Coincidências literárias e políticas

Por José Carlos Sá

Convite para o lançamento do livro Alicinha, no dia 22 de julho, em Coqueiros (Reprodução)

Por uma dessas coincidências explicadas por algum algoritmo — que a minha limitação mental não consegue decifrar — falei hoje cedo para a Marcela que amanhã irei ao lançamento do novo livro do jornalista Frutuoso Oliveira. Trata-se de seu primeiro romance, Alicinha, que se soma às obras já lançadas na área de marketing político, biografias e crônicas políticas.

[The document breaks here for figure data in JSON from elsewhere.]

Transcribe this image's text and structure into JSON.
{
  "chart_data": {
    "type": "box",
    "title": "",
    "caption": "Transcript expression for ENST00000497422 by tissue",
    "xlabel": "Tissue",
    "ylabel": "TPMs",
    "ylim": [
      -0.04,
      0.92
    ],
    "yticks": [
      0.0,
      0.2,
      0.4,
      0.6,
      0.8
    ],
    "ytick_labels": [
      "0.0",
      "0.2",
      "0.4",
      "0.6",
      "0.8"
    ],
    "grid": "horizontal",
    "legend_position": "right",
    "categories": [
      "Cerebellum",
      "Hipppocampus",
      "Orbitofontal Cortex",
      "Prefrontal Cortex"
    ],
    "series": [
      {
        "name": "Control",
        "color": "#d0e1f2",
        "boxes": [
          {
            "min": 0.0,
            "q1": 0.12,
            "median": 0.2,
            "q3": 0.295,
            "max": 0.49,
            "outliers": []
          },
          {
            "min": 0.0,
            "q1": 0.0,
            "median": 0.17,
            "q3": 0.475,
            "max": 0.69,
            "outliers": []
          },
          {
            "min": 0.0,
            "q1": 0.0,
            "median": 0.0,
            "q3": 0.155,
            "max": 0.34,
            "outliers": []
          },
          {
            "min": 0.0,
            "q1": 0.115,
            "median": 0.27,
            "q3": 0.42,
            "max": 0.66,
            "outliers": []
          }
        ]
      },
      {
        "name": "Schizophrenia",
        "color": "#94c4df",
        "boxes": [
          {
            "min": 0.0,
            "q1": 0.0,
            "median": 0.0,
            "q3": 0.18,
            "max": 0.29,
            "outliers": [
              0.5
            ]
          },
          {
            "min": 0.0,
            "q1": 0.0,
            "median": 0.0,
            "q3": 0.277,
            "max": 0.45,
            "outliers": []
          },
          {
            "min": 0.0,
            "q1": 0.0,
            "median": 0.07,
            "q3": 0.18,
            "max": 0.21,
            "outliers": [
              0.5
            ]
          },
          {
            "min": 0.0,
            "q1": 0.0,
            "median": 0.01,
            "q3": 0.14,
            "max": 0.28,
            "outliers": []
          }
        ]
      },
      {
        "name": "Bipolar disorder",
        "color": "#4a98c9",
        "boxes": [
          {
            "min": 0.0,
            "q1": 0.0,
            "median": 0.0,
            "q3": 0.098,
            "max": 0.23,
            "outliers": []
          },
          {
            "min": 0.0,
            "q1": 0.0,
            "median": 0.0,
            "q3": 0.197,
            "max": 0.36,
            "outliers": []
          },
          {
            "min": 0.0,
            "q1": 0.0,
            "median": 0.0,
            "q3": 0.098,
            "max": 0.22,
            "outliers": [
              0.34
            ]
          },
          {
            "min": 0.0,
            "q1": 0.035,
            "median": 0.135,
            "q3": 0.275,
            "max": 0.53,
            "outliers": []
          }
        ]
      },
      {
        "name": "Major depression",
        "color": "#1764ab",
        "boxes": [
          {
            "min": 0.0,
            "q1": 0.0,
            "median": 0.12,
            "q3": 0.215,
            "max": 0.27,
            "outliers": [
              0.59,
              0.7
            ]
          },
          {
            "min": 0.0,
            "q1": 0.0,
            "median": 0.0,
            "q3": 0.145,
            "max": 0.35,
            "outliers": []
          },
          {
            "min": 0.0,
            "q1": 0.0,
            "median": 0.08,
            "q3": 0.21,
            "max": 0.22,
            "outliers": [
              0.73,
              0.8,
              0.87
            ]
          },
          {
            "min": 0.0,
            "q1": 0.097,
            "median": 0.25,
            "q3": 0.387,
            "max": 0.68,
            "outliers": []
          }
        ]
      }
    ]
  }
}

Pois bem, minutos depois liguei o computador para procurar o tema da crônica de hoje e, aleatoriamente, comecei a abrir sites. Cheguei ao Facebook, que me mostrou lembranças do que publiquei neste mesmo dia em 2021. Era justamente a resenha que escrevi sobre o delicioso livro Conversas em Biguaçu, também de Frutuoso Oliveira — assunto da conversa com a esposa.

O livro me foi emprestado por um amigo, com a condição de que eu lesse e devolvesse, pois tinha dedicatória do autor. Isso fez com que o volume furasse a fila e passasse na frente de dois outros já agendados. Não me arrependi.

Frutuoso narra uma história ficcional, em 29 crônicas, sobre as visitas do então governador Carlos Moisés a um pai-de-santo (o pai Pacácio), que incorporava o espírito do ex-governador Luiz Henrique da Silveira, falecido em 2015 e ainda hoje considerado um político habilidoso e sábio.

A partir da leitura de Conversas em Biguaçu, passei a acompanhar as manobras políticas para as eleições de 2022 e a tentativa de Carlos Moisés de se reeleger. O que notei — e escrevi aqui — é que ele fez tudo ao contrário do que o pai Pacácio, incorporado, lhe recomendava. Resultado: perdeu a eleição ainda no primeiro turno.

Por isso, vou ao lançamento do novo livro — que, em princípio, não fala de política — com a boa expectativa de me divertir.